Em todo o caso, conforme foi defendido no já citado ac. do STJ, de 24.11.2015 a propósito de uma questão semelhante à que aqui nos ocupa (mais concretamente um plano que previa, para certos credores comuns, o perdão de 50% do capital em dívida, a perda de juros vencidos e vincendos e o pagamento dos outros 50% em 84 prestações mensais e sucessivas após um período de carência de 24 meses, ao passo que os “fornecedores de imobilizado”, titulares de créditos igualmente comuns, receberiam o pagamento integral das rendas e juros em 84 prestações mensais e sucessivas, com termo inicial no mês seguinte à data do trânsito em julgado da decisão de homologação, e que os créditos comuns provenientes de financiamentos bancários seriam pagos na totalidade, incluindo os juros vencidos e vincendos, em 132 prestações mensais e sucessivas, com um período de carência de 24 meses para o pagamento do capital, mas não para o pagamento dos juros; neste plano também se invocava, para além do mais, a necessidade de, no futuro, as entidades bancárias continuarem a financiar a actividade operacional da sociedade), «naqueles casos em que as instituições bancárias se vinculam a apoiar financeiramente o devedor em certos termos concretos, efetivos e programados (fixados no plano) que denotem, de forma minimamente significativa, a assunção de sacrifícios e de riscos para elas, tal possa constituir um fator justificador de uma diferenciação do regime de satisfação dos créditos no confronto de outros credores.

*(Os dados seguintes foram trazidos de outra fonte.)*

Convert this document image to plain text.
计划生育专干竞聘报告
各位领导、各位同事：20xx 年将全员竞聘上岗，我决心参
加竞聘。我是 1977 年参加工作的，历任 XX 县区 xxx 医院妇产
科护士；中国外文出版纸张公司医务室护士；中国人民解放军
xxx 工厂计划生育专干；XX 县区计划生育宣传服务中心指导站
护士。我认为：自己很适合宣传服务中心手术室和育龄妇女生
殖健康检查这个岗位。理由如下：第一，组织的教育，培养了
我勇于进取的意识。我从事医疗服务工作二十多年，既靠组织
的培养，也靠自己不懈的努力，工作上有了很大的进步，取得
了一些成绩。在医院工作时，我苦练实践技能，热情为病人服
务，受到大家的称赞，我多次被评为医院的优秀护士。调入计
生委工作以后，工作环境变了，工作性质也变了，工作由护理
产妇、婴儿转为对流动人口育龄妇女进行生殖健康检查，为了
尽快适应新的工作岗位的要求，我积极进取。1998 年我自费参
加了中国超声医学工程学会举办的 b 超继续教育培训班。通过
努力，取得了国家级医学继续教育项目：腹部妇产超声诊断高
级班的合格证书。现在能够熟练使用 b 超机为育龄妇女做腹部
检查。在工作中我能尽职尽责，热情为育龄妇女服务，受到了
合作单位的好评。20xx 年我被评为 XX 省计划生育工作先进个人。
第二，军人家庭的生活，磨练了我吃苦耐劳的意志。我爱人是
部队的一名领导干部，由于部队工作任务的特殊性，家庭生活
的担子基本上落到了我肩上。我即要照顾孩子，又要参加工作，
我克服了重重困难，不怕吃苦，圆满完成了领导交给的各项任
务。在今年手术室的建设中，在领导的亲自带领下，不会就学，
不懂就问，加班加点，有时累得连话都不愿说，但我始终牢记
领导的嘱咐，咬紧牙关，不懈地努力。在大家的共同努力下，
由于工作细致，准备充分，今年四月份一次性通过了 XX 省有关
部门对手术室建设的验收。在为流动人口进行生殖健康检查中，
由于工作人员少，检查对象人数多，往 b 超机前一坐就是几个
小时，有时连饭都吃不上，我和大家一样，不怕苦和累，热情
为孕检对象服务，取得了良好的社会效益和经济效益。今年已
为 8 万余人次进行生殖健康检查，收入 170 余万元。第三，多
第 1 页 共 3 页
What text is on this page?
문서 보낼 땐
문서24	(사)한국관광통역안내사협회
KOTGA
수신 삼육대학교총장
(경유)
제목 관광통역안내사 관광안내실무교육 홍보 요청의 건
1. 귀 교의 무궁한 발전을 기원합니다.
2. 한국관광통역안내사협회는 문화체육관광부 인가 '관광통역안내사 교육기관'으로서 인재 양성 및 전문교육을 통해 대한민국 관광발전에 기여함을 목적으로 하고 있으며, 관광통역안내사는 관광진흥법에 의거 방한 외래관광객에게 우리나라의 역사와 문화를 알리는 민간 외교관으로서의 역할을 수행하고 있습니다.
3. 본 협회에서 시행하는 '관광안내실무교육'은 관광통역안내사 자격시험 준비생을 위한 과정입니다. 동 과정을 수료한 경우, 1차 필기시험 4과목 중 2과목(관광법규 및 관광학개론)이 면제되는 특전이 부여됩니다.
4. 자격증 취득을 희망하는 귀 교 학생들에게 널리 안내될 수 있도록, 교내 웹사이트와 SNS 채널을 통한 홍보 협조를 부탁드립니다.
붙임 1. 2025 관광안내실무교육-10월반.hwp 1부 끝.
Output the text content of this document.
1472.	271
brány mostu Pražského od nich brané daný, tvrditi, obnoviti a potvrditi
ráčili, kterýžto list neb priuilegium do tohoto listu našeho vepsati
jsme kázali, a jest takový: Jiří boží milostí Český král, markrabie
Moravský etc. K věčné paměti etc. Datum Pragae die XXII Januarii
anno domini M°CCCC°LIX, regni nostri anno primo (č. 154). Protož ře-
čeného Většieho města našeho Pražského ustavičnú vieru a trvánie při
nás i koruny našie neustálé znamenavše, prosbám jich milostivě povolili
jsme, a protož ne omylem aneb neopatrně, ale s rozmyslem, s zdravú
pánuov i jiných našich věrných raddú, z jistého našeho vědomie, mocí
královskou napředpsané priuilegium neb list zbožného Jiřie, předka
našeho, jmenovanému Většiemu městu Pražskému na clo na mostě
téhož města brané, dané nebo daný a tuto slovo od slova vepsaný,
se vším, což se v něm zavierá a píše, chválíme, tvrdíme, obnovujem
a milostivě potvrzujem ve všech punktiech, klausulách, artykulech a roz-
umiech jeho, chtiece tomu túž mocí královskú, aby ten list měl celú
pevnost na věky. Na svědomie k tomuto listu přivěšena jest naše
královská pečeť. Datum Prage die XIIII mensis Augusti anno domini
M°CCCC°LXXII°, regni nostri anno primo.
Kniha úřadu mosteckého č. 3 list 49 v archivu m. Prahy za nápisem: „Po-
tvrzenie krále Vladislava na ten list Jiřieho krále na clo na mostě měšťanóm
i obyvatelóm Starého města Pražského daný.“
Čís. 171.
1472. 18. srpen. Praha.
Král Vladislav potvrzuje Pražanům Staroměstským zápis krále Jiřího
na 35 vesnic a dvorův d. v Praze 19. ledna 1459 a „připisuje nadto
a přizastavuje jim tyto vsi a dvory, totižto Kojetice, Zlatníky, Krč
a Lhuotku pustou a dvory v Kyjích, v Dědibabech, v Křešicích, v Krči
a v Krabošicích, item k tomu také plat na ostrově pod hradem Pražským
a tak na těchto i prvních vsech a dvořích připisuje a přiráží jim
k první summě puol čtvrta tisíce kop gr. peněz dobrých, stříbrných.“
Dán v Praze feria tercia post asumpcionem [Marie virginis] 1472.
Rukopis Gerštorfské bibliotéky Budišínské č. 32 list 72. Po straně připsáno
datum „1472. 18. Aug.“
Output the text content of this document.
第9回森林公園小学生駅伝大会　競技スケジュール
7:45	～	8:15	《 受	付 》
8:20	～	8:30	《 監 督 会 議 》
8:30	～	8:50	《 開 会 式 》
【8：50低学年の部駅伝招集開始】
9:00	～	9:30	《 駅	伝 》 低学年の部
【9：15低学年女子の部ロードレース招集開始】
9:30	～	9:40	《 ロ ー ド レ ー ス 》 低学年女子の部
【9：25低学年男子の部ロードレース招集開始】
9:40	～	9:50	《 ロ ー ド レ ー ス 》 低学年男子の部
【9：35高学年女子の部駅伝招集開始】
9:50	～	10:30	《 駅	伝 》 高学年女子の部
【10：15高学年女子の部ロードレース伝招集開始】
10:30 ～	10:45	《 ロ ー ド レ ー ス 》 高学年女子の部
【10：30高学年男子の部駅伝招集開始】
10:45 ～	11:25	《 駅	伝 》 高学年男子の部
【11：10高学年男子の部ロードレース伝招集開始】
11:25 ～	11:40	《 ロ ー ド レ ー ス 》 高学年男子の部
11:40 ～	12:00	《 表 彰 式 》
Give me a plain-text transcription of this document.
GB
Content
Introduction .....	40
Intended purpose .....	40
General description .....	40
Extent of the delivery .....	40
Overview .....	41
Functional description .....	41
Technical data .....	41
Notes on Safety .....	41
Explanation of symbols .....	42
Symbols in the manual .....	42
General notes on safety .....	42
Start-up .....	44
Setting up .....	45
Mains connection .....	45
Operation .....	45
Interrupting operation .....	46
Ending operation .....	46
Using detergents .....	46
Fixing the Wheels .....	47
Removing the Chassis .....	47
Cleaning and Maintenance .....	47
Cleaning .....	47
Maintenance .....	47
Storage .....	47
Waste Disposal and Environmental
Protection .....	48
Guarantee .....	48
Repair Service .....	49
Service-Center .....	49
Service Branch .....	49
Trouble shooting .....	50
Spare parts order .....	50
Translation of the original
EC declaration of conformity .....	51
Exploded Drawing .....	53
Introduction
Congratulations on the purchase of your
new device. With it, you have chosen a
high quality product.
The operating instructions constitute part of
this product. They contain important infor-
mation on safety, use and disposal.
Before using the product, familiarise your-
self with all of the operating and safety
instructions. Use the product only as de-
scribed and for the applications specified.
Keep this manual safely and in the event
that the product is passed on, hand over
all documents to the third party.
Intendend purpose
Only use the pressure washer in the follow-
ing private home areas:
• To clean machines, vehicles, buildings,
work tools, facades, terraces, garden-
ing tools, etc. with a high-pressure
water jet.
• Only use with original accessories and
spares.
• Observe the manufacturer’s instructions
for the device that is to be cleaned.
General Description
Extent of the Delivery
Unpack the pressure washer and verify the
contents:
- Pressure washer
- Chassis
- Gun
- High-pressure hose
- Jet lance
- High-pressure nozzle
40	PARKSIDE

Não assim quando, ao invés, o plano é omisso relativamente a tal, ou quando não mostra que exista qualquer efetiva, concreta e programada vinculação ao apoio financeiro, ou ainda quando em nada se revela na prática a existência de sacrifícios e riscos associados às operações financeiras que tais instituições bancárias se proponham favorecer. Repare-se, quanto a este último segmento, que a lei já beneficia à partida os credores financiadores do devedor com um privilégio creditório (nº 2 do art. 17º-H do CIRE), o que, logicamente, minimiza os seus riscos».
No mesmo sentido se pronunciou o ac. do TRG, de 25.05.2017 (proc. n.º 618/16.0T8PTL.G1), citado na decisão recorrida, onde também estava em causa «o tratamento diferenciado nos pagamentos dos créditos comuns das Instituições Bancárias e dos créditos, também comuns, dos Fornecedores – aquelas com o pagamento faseado em 120 prestações mensais (10 anos), com pagamento de juros mensais, calculados à taxa Euribor a 12M, acrescida de 3%, e os Fornecedores com o pagamento faseado em 181 prestações mensais (16 anos), sem pagamento de juros, prevendo o reembolso de 50% do capital em 180 prestações, e os outros 50% de uma só vez (“pagamento bullet”)».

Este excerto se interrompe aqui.